The insurance companies are under a compulsion to review and revise their insurance policies, whether there is a mention of such contagion in their policies. As per the circular of the Insurance and Development Authority of India, it was asked that where policies include hospitalization expenses, this would also include the costs to treat the coronavirus. Also, the companies that provided insurance to their employees need to include the expenses of coronavirus treatment.

The concept of Force Majeure

Basically, this concept has been enumerated as a clause in the major contracts. This clause arises when the respective parties to the contracts cannot perform their respective obligations due to uncontrolled situation, which is beyond their control. It makes allotment as to losses due to the uncontrolled situation erupting. Some part of this concept could be seen in the Indian Contract Act, 1872 stated in Section 32 of the Act, which says that when the contract is based on the happening of an event, and the event becomes impossible then the contract becomes void.

This concept enables the party with a temporary remedy in order to perform their obligations. The clause includes certain events which are covered under this clause. These are namely an act of God, earthquake, flood, explosion, fire, epidemics, plague etc. which are beyond the control of a living being. This clause plays a major role in the contracts involving supplies, manufacturing contracts, financial agreements and real estate deals.

Frustration of Contracts

This concept is also playing a major role in the current pandemic situation. This has been specifically covered in the Indian laws. The above doctrine of frustration of Contracts has been defined in Section 56 of the Indian Contracts Act, 1872. As per Section 56, due to the happening of an unexpected event after the execution of the contract makes the contract void in itself or the contract may be said to be frustrated. This also includes the events which are beyond the control of the parties. Some part of this concept is also covered in Section 65 of the Indian Contract Act, 1872. It says that when there is Frustration of Contract, in this case, the party which has got a certain advantage because of such an event is bound to restore the advantage. The parties are in such a situation where no such contract has been executed at all.

There is a slight difference b/w the enumerated two concepts:

In case of the frustration of contract, the contract is based on the happening of the certain impossible event, and this need not have to be taken into consideration while executing the contract. But, in the case of Force majeure, the impossible events are to be considered while executing the contracts. If the contract includes the event that has happened then this clause may be used.

In which situation, you cannot avail the doctrine of frustration in a contract?

  • Frustration caused due to the action of the parties.
  • When parties have agreed that during the events the contract stands.

The pandemic situation has rapidly increased the cybercrime and hacking cases in the country. Several cases have been reported across the country involving hacking and cybercrimes. Since the Shutdown has enabled the hackers to spent more time over the internet, so this gave them an opportunity for hacking and committing cybercrimes, since there are not enough measures being taken for the security of the online pages and websites in the pandemic situation.

The pandemic situation has also affected the mergers and acquisition in the country.

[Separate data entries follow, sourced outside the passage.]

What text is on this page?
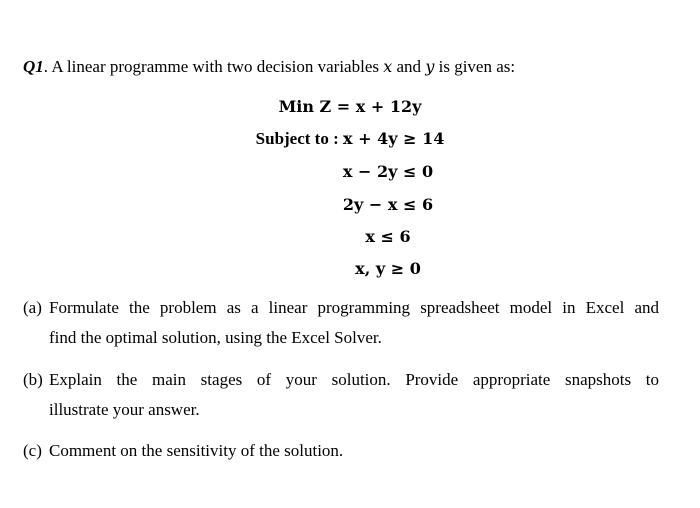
Q1. A linear programme with two decision variables x and y is given as:
Min Z = x + 12y
Subject to : x + 4y ≥ 14
x − 2y ≤ 0
2y − x ≤ 6
x ≤ 6
x, y ≥ 0
(a) Formulate the problem as a linear programming spreadsheet model in Excel and
find the optimal solution, using the Excel Solver.
(b) Explain the main stages of your solution. Provide appropriate snapshots to
illustrate your answer.
(c) Comment on the sensitivity of the solution.
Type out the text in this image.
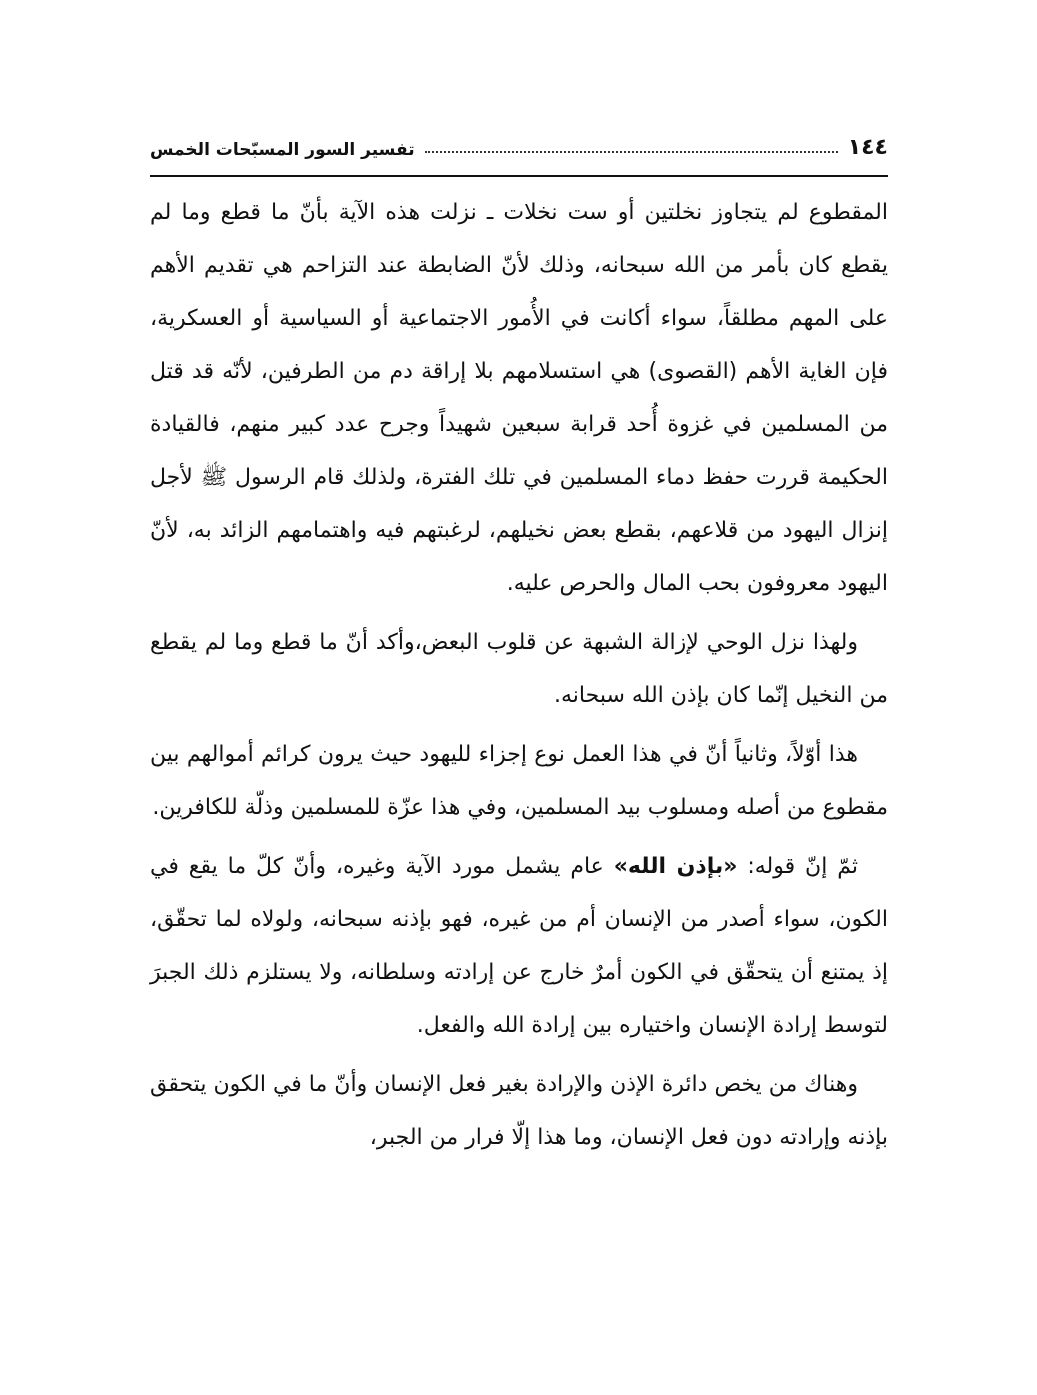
١٤٤
تفسير السور المسبّحات الخمس

المقطوع لم يتجاوز نخلتين أو ست نخلات ـ نزلت هذه الآية بأنّ ما قطع وما لم يقطع كان بأمر من الله سبحانه، وذلك لأنّ الضابطة عند التزاحم هي تقديم الأهم على المهم مطلقاً، سواء أكانت في الأُمور الاجتماعية أو السياسية أو العسكرية، فإن الغاية الأهم (القصوى) هي استسلامهم بلا إراقة دم من الطرفين، لأنّه قد قتل من المسلمين في غزوة أُحد قرابة سبعين شهيداً وجرح عدد كبير منهم، فالقيادة الحكيمة قررت حفظ دماء المسلمين في تلك الفترة، ولذلك قام الرسول ﷺ لأجل إنزال اليهود من قلاعهم، بقطع بعض نخيلهم، لرغبتهم فيه واهتمامهم الزائد به، لأنّ اليهود معروفون بحب المال والحرص عليه.

ولهذا نزل الوحي لإزالة الشبهة عن قلوب البعض،وأكد أنّ ما قطع وما لم يقطع من النخيل إنّما كان بإذن الله سبحانه.

هذا أوّلاً، وثانياً أنّ في هذا العمل نوع إجزاء لليهود حيث يرون كرائم أموالهم بين مقطوع من أصله ومسلوب بيد المسلمين، وفي هذا عزّة للمسلمين وذلّة للكافرين.

ثمّ إنّ قوله: «بإذن الله» عام يشمل مورد الآية وغيره، وأنّ كلّ ما يقع في الكون، سواء أصدر من الإنسان أم من غيره، فهو بإذنه سبحانه، ولولاه لما تحقّق، إذ يمتنع أن يتحقّق في الكون أمرٌ خارج عن إرادته وسلطانه، ولا يستلزم ذلك الجبرَ لتوسط إرادة الإنسان واختياره بين إرادة الله والفعل.

وهناك من يخص دائرة الإذن والإرادة بغير فعل الإنسان وأنّ ما في الكون يتحقق بإذنه وإرادته دون فعل الإنسان، وما هذا إلّا فرار من الجبر،
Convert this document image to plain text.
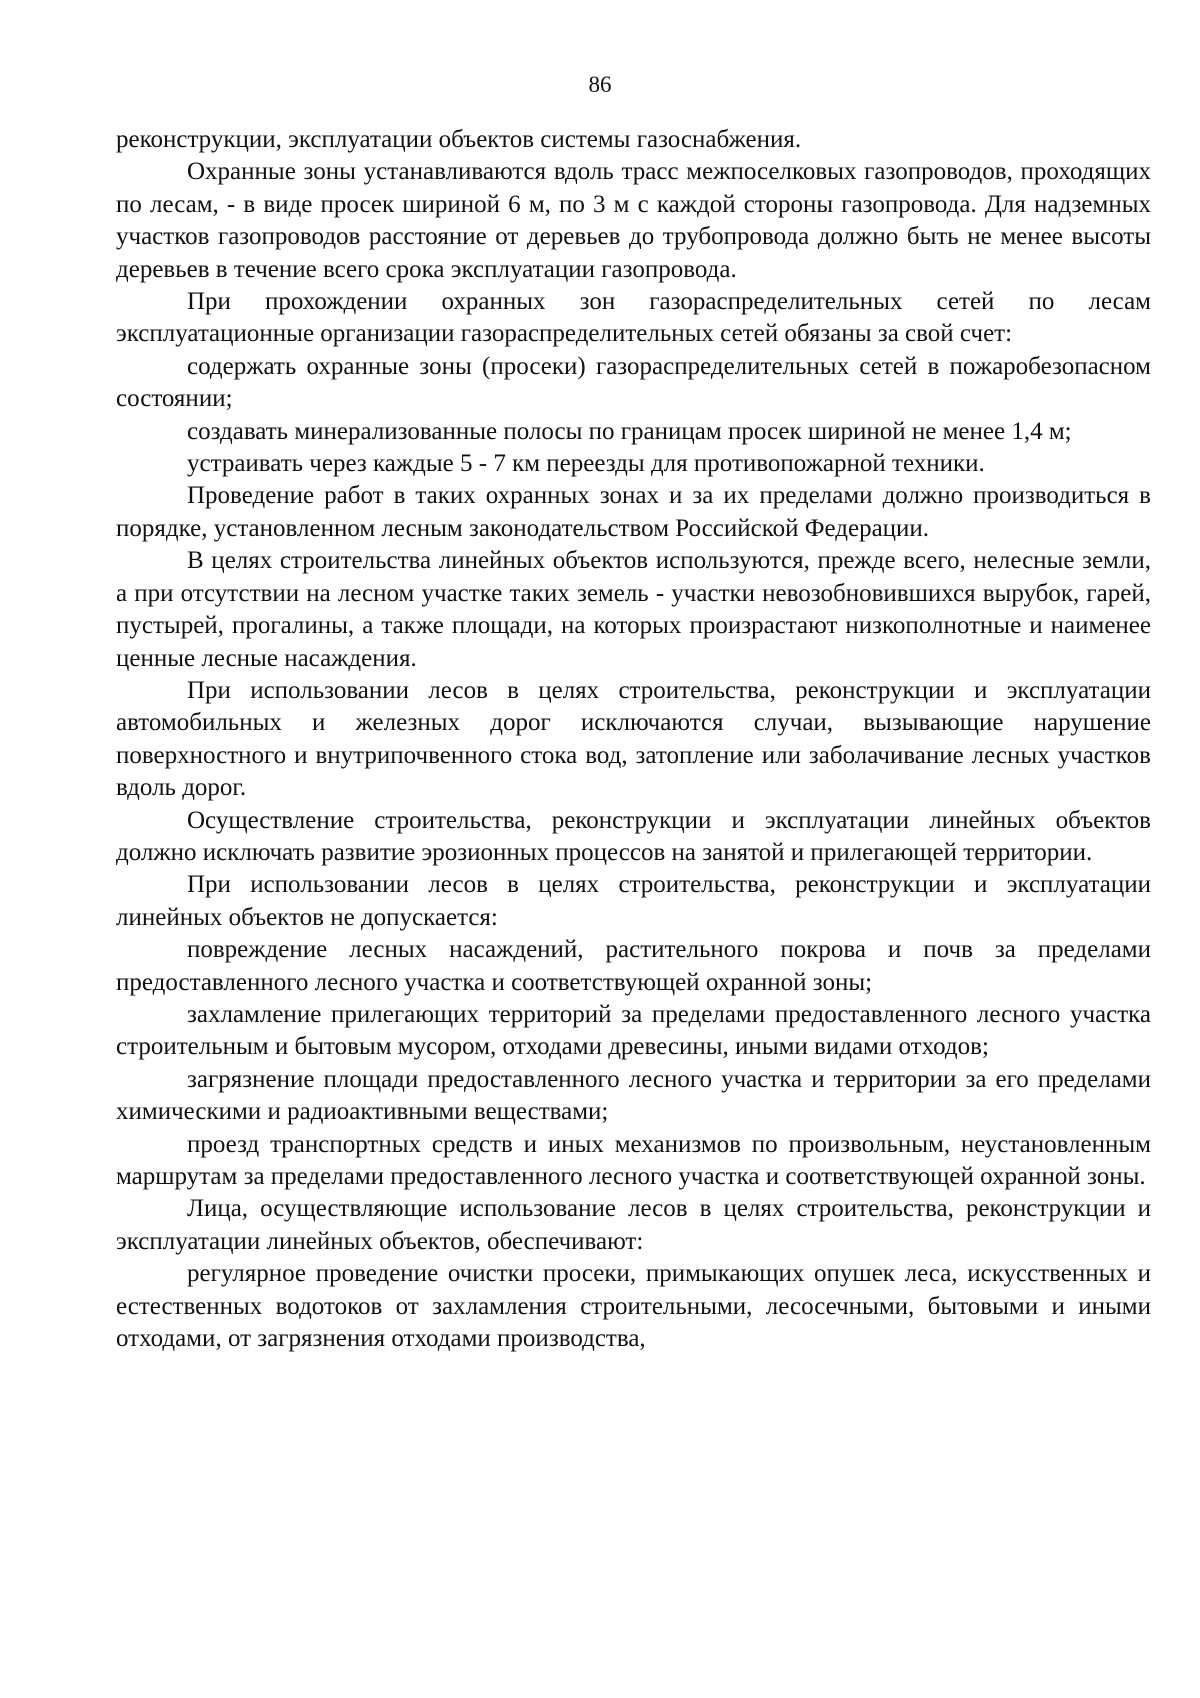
86

реконструкции, эксплуатации объектов системы газоснабжения.

Охранные зоны устанавливаются вдоль трасс межпоселковых газопроводов, проходящих по лесам, - в виде просек шириной 6 м, по 3 м с каждой стороны газопровода. Для надземных участков газопроводов расстояние от деревьев до трубопровода должно быть не менее высоты деревьев в течение всего срока эксплуатации газопровода.

При прохождении охранных зон газораспределительных сетей по лесам эксплуатационные организации газораспределительных сетей обязаны за свой счет:

содержать охранные зоны (просеки) газораспределительных сетей в пожаробезопасном состоянии;

создавать минерализованные полосы по границам просек шириной не менее 1,4 м;

устраивать через каждые 5 - 7 км переезды для противопожарной техники.

Проведение работ в таких охранных зонах и за их пределами должно производиться в порядке, установленном лесным законодательством Российской Федерации.

В целях строительства линейных объектов используются, прежде всего, нелесные земли, а при отсутствии на лесном участке таких земель - участки невозобновившихся вырубок, гарей, пустырей, прогалины, а также площади, на которых произрастают низкополнотные и наименее ценные лесные насаждения.

При использовании лесов в целях строительства, реконструкции и эксплуатации автомобильных и железных дорог исключаются случаи, вызывающие нарушение поверхностного и внутрипочвенного стока вод, затопление или заболачивание лесных участков вдоль дорог.

Осуществление строительства, реконструкции и эксплуатации линейных объектов должно исключать развитие эрозионных процессов на занятой и прилегающей территории.

При использовании лесов в целях строительства, реконструкции и эксплуатации линейных объектов не допускается:

повреждение лесных насаждений, растительного покрова и почв за пределами предоставленного лесного участка и соответствующей охранной зоны;

захламление прилегающих территорий за пределами предоставленного лесного участка строительным и бытовым мусором, отходами древесины, иными видами отходов;

загрязнение площади предоставленного лесного участка и территории за его пределами химическими и радиоактивными веществами;

проезд транспортных средств и иных механизмов по произвольным, неустановленным маршрутам за пределами предоставленного лесного участка и соответствующей охранной зоны.

Лица, осуществляющие использование лесов в целях строительства, реконструкции и эксплуатации линейных объектов, обеспечивают:

регулярное проведение очистки просеки, примыкающих опушек леса, искусственных и естественных водотоков от захламления строительными, лесосечными, бытовыми и иными отходами, от загрязнения отходами производства,
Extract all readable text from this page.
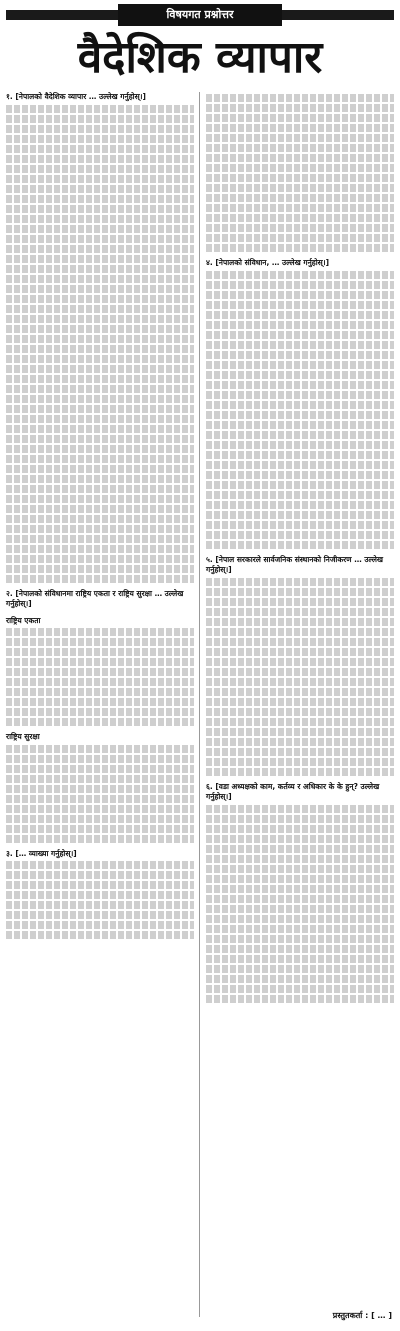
विषयगत प्रश्नोत्तर
वैदेशिक व्यापार
१. [नेपालको वैदेशिक व्यापार … उल्लेख गर्नुहोस्।]
२. [नेपालको संविधानमा राष्ट्रिय एकता र राष्ट्रिय सुरक्षा … उल्लेख गर्नुहोस्।]
राष्ट्रिय एकता
राष्ट्रिय सुरक्षा
३. [… व्याख्या गर्नुहोस्।]
४. [नेपालको संविधान, … उल्लेख गर्नुहोस्।]
५. [नेपाल सरकारले सार्वजनिक संस्थानको निजीकरण … उल्लेख गर्नुहोस्।]
६. [वडा अध्यक्षको काम, कर्तव्य र अधिकार के के हुन्? उल्लेख गर्नुहोस्।]
प्रस्तुतकर्ता : [ … ]
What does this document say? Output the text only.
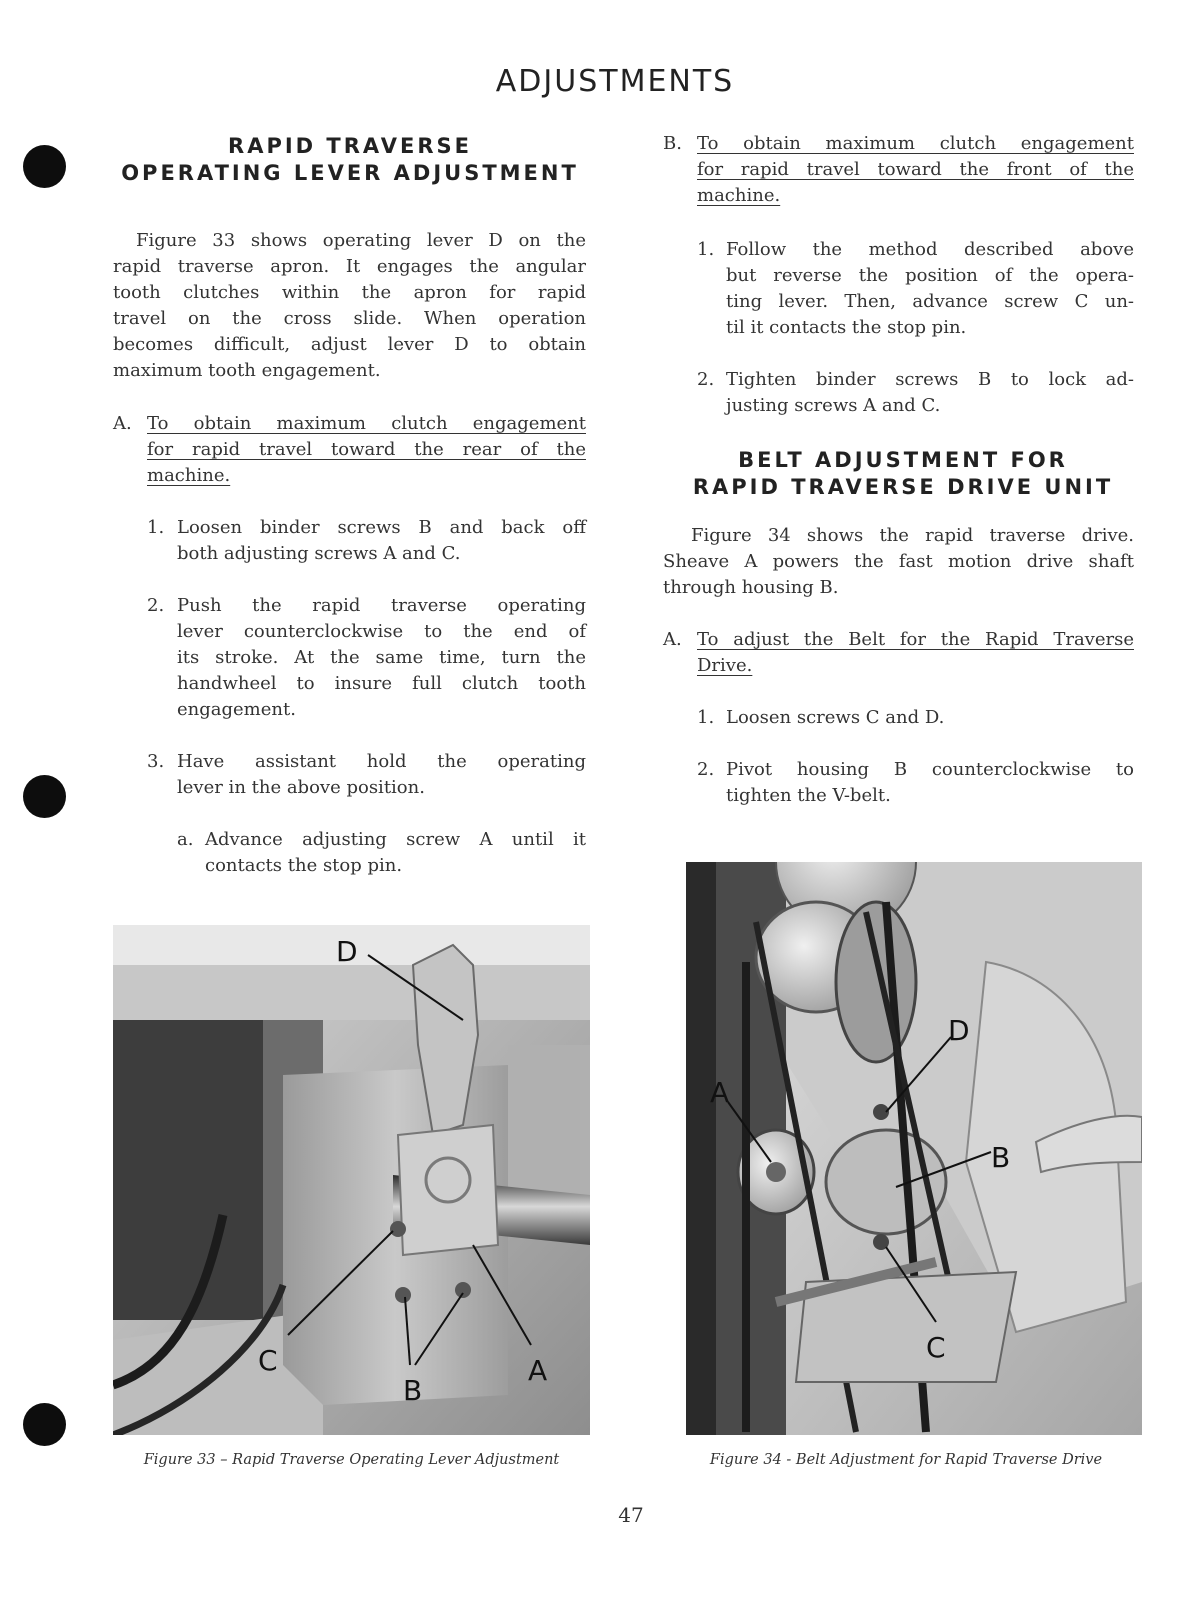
ADJUSTMENTS
RAPID TRAVERSE
OPERATING LEVER ADJUSTMENT
Figure 33 shows operating lever D on the
rapid traverse apron. It engages the angular
tooth clutches within the apron for rapid
travel on the cross slide. When operation
becomes difficult, adjust lever D to obtain
maximum tooth engagement.
A. To obtain maximum clutch engagement
for rapid travel toward the rear of the
machine.
1. Loosen binder screws B and back off
both adjusting screws A and C.
2. Push the rapid traverse operating
lever counterclockwise to the end of
its stroke. At the same time, turn the
handwheel to insure full clutch tooth
engagement.
3. Have assistant hold the operating
lever in the above position.
a. Advance adjusting screw A until it
contacts the stop pin.
D
C
B
A
Figure 33 – Rapid Traverse Operating Lever Adjustment
B. To obtain maximum clutch engagement
for rapid travel toward the front of the
machine.
1. Follow the method described above
but reverse the position of the opera-
ting lever. Then, advance screw C un-
til it contacts the stop pin.
2. Tighten binder screws B to lock ad-
justing screws A and C.
BELT ADJUSTMENT FOR
RAPID TRAVERSE DRIVE UNIT
Figure 34 shows the rapid traverse drive.
Sheave A powers the fast motion drive shaft
through housing B.
A. To adjust the Belt for the Rapid Traverse
Drive.
1. Loosen screws C and D.
2. Pivot housing B counterclockwise to
tighten the V-belt.
A
D
B
C
Figure 34 - Belt Adjustment for Rapid Traverse Drive
47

The companies are adding the material adverse effect clause in their various contracts.

Due to the current situation of hunger, this has resulted in an increase in criminal activities across the country. Since the migrant workers have lost their jobs and they do not have adequate means of livelihood to feed their families.

The spread of coronavirus has led to the loss of employment to around half of the population of the country, or there has been a reduction in the wages. In order to prevent these situations, the government is continuously taking measures. Farmers, migrant workers are provided with a certain sum and also essential rations to live in this situation of hunger. These were the various legal impacts of coronavirus pandemic.